Just Thursday, Editor Dave Shadovitz filed this report from the i4cp conference in Scottsdale, Ariz., on some valuable lessons learned about succession at Xerox, including the key role HR had — and has — to play. And just a few months ago, our January/February cover story, “Building a Better Pipeline,” suggested business leaders are truly starting to get the importance of planning ahead for top vacancies and are paying closer attention to the problem.
Unfortunately, at least according to two releases that came across my desk earlier this month, “starting” to get it appears to be happening with a great big capital “S.”
This March 6 report from Stanford Graduate School of Business faculty member and researcher David Larcker finds only 46 percent of executives and directors at 20 companies polled have a formal process for developing successor candidates for key executive positions.
“The corporate leaders we interviewed all believe that succession planning is vitally important, but the majority do not think that their organizations are doing enough to prepare for eventual changes in leadership,” says Larcker, “nor are they confident that they have the right practices in place to be sure of identifying the best leaders for tomorrow.”
Then there’s this bad news released a day before from IIC Partners. According to its survey of 1,270 business leaders from around the world, 80 percent of senior executives say their company would need up to a year to replace them if they left. And this despite the fact that almost six in 10 say their company has a succession plan in place!

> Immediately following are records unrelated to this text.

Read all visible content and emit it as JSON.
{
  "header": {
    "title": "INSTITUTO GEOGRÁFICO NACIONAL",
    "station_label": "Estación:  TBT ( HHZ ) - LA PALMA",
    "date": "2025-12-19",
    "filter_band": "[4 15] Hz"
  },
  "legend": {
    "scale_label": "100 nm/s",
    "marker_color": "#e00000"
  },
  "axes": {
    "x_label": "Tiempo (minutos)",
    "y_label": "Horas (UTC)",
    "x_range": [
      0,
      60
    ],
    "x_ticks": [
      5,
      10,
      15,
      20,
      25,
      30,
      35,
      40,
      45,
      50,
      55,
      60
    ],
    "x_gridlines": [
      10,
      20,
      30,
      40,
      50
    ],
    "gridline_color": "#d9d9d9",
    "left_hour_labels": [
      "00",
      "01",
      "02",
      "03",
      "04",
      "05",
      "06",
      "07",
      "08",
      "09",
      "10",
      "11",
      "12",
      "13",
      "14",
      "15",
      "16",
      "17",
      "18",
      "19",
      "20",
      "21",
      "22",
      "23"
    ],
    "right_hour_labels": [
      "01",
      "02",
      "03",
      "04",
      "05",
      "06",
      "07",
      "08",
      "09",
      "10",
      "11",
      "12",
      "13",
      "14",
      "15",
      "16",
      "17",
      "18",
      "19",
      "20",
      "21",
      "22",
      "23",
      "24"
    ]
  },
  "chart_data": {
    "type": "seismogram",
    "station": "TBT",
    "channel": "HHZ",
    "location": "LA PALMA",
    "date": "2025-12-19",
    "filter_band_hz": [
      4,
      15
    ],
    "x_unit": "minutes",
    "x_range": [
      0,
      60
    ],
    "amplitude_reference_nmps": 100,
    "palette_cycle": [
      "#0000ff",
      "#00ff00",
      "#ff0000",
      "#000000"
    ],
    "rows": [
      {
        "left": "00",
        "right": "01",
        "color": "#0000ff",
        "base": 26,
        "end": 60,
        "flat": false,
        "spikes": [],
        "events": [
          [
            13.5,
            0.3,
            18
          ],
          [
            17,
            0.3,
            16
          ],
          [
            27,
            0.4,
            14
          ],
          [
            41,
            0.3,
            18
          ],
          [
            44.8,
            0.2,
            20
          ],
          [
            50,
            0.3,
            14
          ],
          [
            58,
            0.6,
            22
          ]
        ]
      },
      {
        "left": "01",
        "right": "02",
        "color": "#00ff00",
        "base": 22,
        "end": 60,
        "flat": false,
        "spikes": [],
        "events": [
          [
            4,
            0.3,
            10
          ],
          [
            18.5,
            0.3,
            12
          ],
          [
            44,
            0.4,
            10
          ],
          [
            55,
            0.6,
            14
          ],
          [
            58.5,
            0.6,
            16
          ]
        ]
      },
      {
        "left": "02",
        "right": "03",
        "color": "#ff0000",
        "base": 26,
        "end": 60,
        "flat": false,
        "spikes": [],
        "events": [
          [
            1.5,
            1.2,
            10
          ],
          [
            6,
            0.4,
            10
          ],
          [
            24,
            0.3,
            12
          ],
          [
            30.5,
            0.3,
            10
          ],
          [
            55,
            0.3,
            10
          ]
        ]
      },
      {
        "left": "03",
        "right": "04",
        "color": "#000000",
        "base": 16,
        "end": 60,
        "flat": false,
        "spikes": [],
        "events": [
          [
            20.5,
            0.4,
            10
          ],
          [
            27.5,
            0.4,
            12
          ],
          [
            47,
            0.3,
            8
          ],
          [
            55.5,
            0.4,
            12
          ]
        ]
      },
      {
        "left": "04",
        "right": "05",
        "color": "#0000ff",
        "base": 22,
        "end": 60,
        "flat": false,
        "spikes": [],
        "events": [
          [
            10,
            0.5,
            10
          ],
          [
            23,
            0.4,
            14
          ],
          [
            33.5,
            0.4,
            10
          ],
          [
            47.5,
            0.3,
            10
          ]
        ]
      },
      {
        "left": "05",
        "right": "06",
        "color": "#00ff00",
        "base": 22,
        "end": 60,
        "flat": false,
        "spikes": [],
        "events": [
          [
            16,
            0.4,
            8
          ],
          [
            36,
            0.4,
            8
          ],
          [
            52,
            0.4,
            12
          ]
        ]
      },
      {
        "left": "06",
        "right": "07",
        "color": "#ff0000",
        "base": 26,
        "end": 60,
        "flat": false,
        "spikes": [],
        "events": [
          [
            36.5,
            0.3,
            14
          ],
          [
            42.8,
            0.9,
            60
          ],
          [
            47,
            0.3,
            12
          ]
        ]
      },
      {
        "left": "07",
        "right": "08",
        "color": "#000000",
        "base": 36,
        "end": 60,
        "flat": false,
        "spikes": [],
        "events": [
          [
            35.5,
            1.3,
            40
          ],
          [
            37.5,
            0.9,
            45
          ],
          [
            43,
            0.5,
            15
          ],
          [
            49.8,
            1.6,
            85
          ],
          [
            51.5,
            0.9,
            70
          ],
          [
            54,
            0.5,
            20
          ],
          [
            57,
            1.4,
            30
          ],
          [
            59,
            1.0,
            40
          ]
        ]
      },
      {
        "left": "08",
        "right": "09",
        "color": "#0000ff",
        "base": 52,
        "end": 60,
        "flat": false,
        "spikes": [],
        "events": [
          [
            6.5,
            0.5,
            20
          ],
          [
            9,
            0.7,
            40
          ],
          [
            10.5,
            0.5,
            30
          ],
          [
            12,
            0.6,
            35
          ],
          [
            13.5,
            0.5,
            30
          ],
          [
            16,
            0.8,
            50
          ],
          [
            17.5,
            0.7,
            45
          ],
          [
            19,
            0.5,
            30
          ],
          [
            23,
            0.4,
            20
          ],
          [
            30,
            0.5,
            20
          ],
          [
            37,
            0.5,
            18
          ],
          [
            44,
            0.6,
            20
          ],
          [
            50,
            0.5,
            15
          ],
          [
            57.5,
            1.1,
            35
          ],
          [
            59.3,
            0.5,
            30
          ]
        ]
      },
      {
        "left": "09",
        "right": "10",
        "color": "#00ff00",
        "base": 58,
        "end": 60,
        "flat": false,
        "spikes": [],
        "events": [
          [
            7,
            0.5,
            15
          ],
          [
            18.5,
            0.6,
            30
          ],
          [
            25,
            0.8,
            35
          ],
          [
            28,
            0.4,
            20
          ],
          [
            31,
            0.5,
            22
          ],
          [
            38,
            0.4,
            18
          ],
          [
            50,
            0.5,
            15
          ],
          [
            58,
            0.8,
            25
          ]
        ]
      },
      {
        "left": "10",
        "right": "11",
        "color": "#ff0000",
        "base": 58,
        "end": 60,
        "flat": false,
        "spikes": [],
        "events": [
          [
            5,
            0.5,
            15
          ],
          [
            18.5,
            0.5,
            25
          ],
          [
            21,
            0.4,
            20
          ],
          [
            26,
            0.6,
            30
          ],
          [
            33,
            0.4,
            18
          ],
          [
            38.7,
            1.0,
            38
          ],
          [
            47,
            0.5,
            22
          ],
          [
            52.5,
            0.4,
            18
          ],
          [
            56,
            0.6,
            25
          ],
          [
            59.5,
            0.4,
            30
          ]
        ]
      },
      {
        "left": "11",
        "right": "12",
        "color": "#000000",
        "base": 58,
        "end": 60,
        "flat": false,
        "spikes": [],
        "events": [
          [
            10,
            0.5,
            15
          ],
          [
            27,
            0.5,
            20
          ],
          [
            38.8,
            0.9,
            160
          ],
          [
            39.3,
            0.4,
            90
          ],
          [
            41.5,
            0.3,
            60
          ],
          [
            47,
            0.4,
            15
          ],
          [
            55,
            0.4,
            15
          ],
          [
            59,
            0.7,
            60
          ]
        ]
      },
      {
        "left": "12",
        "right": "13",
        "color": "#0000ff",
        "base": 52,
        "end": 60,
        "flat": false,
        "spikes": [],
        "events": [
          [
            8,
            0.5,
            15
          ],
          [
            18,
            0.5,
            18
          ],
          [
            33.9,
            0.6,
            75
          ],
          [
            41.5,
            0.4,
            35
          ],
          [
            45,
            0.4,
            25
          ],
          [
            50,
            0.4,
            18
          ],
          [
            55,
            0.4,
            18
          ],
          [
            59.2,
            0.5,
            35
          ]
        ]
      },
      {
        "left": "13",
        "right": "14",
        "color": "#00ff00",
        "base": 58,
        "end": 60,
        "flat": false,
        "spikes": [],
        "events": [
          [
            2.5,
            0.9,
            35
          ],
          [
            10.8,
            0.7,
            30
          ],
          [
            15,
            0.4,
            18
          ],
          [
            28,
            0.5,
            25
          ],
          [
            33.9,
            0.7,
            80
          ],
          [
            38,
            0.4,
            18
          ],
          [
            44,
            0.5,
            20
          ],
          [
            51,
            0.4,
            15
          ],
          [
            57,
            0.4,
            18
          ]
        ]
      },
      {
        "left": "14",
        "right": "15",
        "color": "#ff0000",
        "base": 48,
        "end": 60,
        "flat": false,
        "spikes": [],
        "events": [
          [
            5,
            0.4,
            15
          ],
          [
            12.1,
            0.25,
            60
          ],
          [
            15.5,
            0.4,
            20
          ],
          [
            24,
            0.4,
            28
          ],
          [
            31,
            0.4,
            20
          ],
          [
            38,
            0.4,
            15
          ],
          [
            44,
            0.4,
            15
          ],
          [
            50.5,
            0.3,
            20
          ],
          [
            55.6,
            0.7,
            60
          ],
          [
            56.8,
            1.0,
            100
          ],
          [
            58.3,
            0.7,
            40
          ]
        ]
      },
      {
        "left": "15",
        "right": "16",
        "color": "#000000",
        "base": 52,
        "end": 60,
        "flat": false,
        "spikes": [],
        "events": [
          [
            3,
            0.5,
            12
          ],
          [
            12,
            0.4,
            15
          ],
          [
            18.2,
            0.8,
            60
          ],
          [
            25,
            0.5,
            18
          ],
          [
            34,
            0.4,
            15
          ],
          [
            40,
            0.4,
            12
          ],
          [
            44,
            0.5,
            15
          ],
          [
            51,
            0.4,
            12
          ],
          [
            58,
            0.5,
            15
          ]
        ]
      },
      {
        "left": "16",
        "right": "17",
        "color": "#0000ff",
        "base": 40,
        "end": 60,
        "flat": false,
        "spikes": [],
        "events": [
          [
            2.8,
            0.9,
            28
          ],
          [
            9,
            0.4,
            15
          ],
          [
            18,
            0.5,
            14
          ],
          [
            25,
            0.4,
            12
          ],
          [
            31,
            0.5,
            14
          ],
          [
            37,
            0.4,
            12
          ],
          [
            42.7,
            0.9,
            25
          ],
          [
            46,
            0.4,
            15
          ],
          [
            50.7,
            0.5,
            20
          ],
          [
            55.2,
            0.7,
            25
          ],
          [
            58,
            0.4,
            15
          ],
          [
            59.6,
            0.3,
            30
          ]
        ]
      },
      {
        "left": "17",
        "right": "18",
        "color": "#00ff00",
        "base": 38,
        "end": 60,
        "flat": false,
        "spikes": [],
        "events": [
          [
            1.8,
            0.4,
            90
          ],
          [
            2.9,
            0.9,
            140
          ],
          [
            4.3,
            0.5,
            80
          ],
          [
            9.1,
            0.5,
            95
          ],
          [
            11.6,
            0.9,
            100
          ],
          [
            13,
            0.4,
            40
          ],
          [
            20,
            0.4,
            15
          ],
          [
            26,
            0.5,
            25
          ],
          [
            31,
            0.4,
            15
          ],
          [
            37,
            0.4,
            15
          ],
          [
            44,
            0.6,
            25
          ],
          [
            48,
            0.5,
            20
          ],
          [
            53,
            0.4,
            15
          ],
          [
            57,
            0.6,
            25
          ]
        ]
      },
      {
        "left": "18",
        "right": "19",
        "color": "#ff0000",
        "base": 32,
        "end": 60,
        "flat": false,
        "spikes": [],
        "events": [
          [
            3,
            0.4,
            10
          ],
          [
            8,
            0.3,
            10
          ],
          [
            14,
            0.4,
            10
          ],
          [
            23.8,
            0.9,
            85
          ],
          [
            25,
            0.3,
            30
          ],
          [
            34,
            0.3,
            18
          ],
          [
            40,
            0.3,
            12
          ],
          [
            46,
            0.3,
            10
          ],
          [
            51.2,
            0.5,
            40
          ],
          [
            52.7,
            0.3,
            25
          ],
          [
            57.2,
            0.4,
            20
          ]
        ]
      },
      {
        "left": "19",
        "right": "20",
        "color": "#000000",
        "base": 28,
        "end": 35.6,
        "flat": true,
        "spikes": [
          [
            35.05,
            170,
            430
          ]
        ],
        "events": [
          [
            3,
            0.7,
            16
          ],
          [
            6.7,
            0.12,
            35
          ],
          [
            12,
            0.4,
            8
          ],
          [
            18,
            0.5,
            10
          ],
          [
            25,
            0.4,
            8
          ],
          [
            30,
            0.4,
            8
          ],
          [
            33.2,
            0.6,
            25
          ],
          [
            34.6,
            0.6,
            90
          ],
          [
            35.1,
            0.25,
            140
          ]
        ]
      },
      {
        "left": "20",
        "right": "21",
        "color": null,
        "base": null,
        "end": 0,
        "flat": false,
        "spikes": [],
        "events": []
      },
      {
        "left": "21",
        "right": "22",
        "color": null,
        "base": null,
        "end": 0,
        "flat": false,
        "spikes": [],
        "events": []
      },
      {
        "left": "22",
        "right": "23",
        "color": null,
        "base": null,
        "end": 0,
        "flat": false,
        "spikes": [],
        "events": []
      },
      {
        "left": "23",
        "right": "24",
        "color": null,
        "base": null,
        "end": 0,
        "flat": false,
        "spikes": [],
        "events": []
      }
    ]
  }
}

As Paul Dinte, chairman of IIC Partners, puts it: “It is one thing to have a written succession plan, but quite another to be prepared for the departure of a C-level executive.”
No matter the location or the industry, he says, “there remains a gap in succession planning by many organizations, [an oversight that] will likely be worsened with the continued exodus of baby boomers from the workplace.”

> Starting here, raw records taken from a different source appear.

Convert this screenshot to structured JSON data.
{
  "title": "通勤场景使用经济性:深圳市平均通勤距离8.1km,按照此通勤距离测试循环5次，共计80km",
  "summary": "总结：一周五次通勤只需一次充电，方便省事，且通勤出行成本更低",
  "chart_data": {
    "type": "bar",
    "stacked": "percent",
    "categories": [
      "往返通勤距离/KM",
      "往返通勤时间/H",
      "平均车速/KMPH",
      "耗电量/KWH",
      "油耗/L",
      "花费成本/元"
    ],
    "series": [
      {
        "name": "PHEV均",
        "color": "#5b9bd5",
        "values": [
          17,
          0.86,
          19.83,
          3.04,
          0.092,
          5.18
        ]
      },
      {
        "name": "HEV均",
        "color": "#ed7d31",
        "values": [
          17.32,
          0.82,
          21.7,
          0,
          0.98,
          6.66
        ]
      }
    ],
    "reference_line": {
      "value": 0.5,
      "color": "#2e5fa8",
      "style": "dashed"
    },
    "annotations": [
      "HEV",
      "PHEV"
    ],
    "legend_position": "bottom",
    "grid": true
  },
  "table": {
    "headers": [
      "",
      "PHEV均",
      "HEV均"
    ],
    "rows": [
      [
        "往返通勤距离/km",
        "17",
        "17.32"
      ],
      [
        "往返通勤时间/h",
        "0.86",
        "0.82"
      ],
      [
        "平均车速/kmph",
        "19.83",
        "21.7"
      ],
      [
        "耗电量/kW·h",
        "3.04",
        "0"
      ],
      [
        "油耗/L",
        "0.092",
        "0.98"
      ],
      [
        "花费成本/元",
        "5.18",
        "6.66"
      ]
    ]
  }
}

If there’s any good news from the latest research, perhaps it’s in this report from Challenger, Gray & Christmas indicating that CEO turnover appears to be falling. The story in the above link, which appeared in the Central Valley Business Times, says turnover among U.S.-based CEOs declined 14.5 percent in February, as 112 CEOs left their positions during the month as opposed to 131 CEO departures in January.
While the numbers aren’t earth-shattering, at least there appears to be fewer top posts opening up to provide nightmares to those employers, and their HR leaders, with inadequate succession systems in place.